Saí do Terreiro do Paço e dirigi-me à Praça do Martim Moniz, para a paragem onde passaria o 208, que garante o serviço noturno, de hora em hora. Começou a espera de 50 minutos.
O autocarro chegou às 2h40 e a rampa estava avariada. A temperatura era de cerca de nove graus e a primeira coisa que o motorista disse, pela janela, depois de ter tentado acionar umas seis vezes o dispositivo, foi “vai ter que esperar pelo próximo.” Este é o discurso habitual.
Um pouco antes do autocarro parar, enviei sms para saber dali a quanto tempo seria o próximo e tinha a informação de que seriam 112 minutos.
Eu não estava sozinho e a Carmen já estava à frente do autocarro, informando os passageiros de que se não fôssemos todos, não iria ninguém. Neste momento, o motorista foi tentar abrir a rampa em modo manual, mas não conseguiu. Perguntei-lhe qual a alternativa que a Carris me daria e ele insistiu que eu teria que “esperar pelo próximo”.
Os passageiros foram informados, por nós, do motivo do bloqueio, da descriminação que a Carris promove diariamente, do descaso com que são tratadas as pessoas com mobilidade reduzida. Um dos passageiros que mais apoiou a nossa decisão, chamou a PSP.
O motorista, sem alternativa, entra em contato com a central. Do outro lado oiço alguém (dizem eles que “é um chefe”): “_Então, se não funciona, o passageiro tem de esperar pelo próximo autocarro”. Com esta tranquilidade.
Carris – Espere pelo próximo! Esta deveria ser a frase assinatura da empresa.
Perguntei qual a garantia que me davam de que o próximo autocarro teria a rampa a funcionar. A resposta foi: “Esteja descansado que a central vai entrar em contacto com o colega e ele vai ver se a rampa funciona”. Conhecendo a Carris, e não de hoje, isto não é garantia nenhuma, mas sim um “fique a aguardar e depois logo se vê”. Been there! Seen that!
Não confio na Carris, muito menos numa madrugada com temperaturas abaixo dos 10 graus.
Entretanto, com autocarro impedido de avançar, tenho todo o tempo para descrever a situação aos agentes da PSP. Reforço que a situação é constante e, naquele contexto, tudo se torna ainda mais grave. Expliquei que tenho o mesmo direito que todos os passageiros a viajar naquele autocarro, que tenho passe, que a Carris incumpre a Lei 46/2006, que proíbe e pune a discriminação em razão da deficiência e da existência de risco agravado de saúde, e que a alternativa que a Carris me estava a dar era um autocarro mais de 1h30 depois, sem garantias de ter uma rampa funcional.

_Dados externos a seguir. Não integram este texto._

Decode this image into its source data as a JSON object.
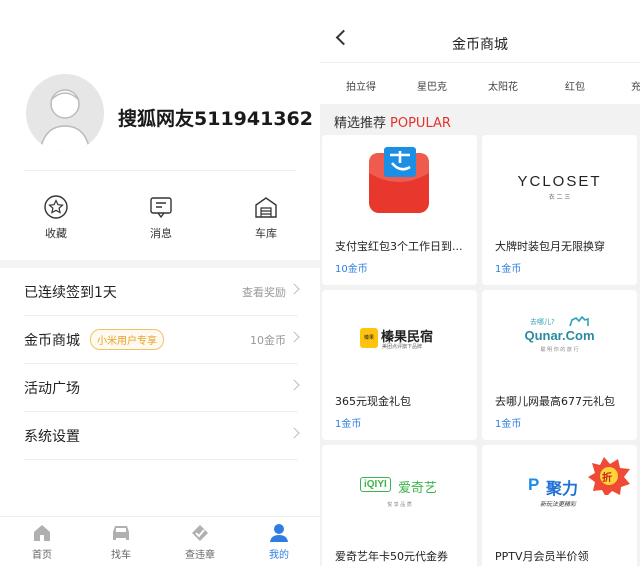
{
  "profile": {
    "username": "搜狐网友511941362"
  },
  "quick_actions": [
    {
      "label": "收藏",
      "icon": "star-icon"
    },
    {
      "label": "消息",
      "icon": "message-icon"
    },
    {
      "label": "车库",
      "icon": "garage-icon"
    }
  ],
  "menu": {
    "signin": {
      "label": "已连续签到1天",
      "right": "查看奖励"
    },
    "mall": {
      "label": "金币商城",
      "badge": "小米用户专享",
      "right": "10金币"
    },
    "activity": {
      "label": "活动广场"
    },
    "settings": {
      "label": "系统设置"
    }
  },
  "tabbar": [
    {
      "label": "首页",
      "icon": "home-icon"
    },
    {
      "label": "找车",
      "icon": "car-icon"
    },
    {
      "label": "查违章",
      "icon": "violation-icon"
    },
    {
      "label": "我的",
      "icon": "profile-icon",
      "active": true
    }
  ],
  "mall_page": {
    "title": "金币商城",
    "categories": [
      "拍立得",
      "星巴克",
      "太阳花",
      "红包",
      "充"
    ],
    "section_title": "精选推荐",
    "section_tag": "POPULAR",
    "items": [
      {
        "name": "支付宝红包3个工作日到...",
        "price": "10金币",
        "brand": "alipay"
      },
      {
        "name": "大牌时装包月无限换穿",
        "price": "1金币",
        "brand": "YCLOSET",
        "brand_sub": "衣 二 三"
      },
      {
        "name": "365元现金礼包",
        "price": "1金币",
        "brand": "榛果民宿",
        "brand_sub": "美团点评旗下品牌"
      },
      {
        "name": "去哪儿网最高677元礼包",
        "price": "1金币",
        "brand": "Qunar.Com",
        "brand_sub": "聪 明 你 的 旅 行",
        "brand_top": "去哪儿?"
      },
      {
        "name": "爱奇艺年卡50元代金券",
        "price": "",
        "brand": "爱奇艺",
        "brand_logo": "iQIYI",
        "brand_sub": "悦 享 品 质"
      },
      {
        "name": "PPTV月会员半价领",
        "price": "",
        "brand": "聚力",
        "brand_sub": "新玩法更精彩",
        "brand_badge": "折"
      }
    ]
  },
  "colors": {
    "accent": "#2f7de1",
    "popular": "#e2332a",
    "badge": "#e8a028"
  }
}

Os agentes identificaram-nos e depois foram conversar com o motorista para perceber como a Carris pretendia resolver a minha situação. O motorista, sem meios de se justificar pela empresa, passou-lhes mesmo o telemóvel para falarem diretamente com o “chefe” que exigia que a PSP identificasse as pessoas que não deixavam o autocarro seguir a viagem. Ficamos assim a saber que a Carris pensa que dá ordens à PSP.
O motorista continuava a tentar seguir viagem, mas connosco e alguns passageiros em frente ao autocarro, era impossível.
Pelo mesmo motorista chega então a informação de que a Carris já teria um autocarro a caminho, reservado, apenas para me deixar em casa. Ou seja, não efetuaria quaisquer paragens para tomada ou largada de passageiros. Seria uma forma de me “compensar pela situação”, disseram.
Logo que o autocarro “reservado” chegou, o motorista do primeiro queria ir embora, os agentes tentaram dissuadir-nos, mas, mais uma vez, por falta de confiança na Carris, foi impedido de ir até que a rampa fosse testada. A rampa estava… avariada, caros amigos.
O segundo motorista, visivelmente incomodado, garantiu que testara a rampa à frente do chefe e “estava boa.”
O primeiro motorista continuava a ligação com o “chefe” da Carris. Apercebo-me que todos os passageiros estavam a sair do primeiro autocarro, por ordem da empresa, e que o tal autocarro “reservado”, iria continuar a carreira do primeiro.
Parece-me claro que o “chefe” queria tentar libertar um autocarro, mas não aconteceu. E doravante não mais acontecerá. Ficaremos todos retidos: nós, os passageiros, os motoristas e os carros que forem enviados. Interpreto, este momento, a esta distância, como prova do foco errado da Carris, em relação ao que ali estava a ocorrer.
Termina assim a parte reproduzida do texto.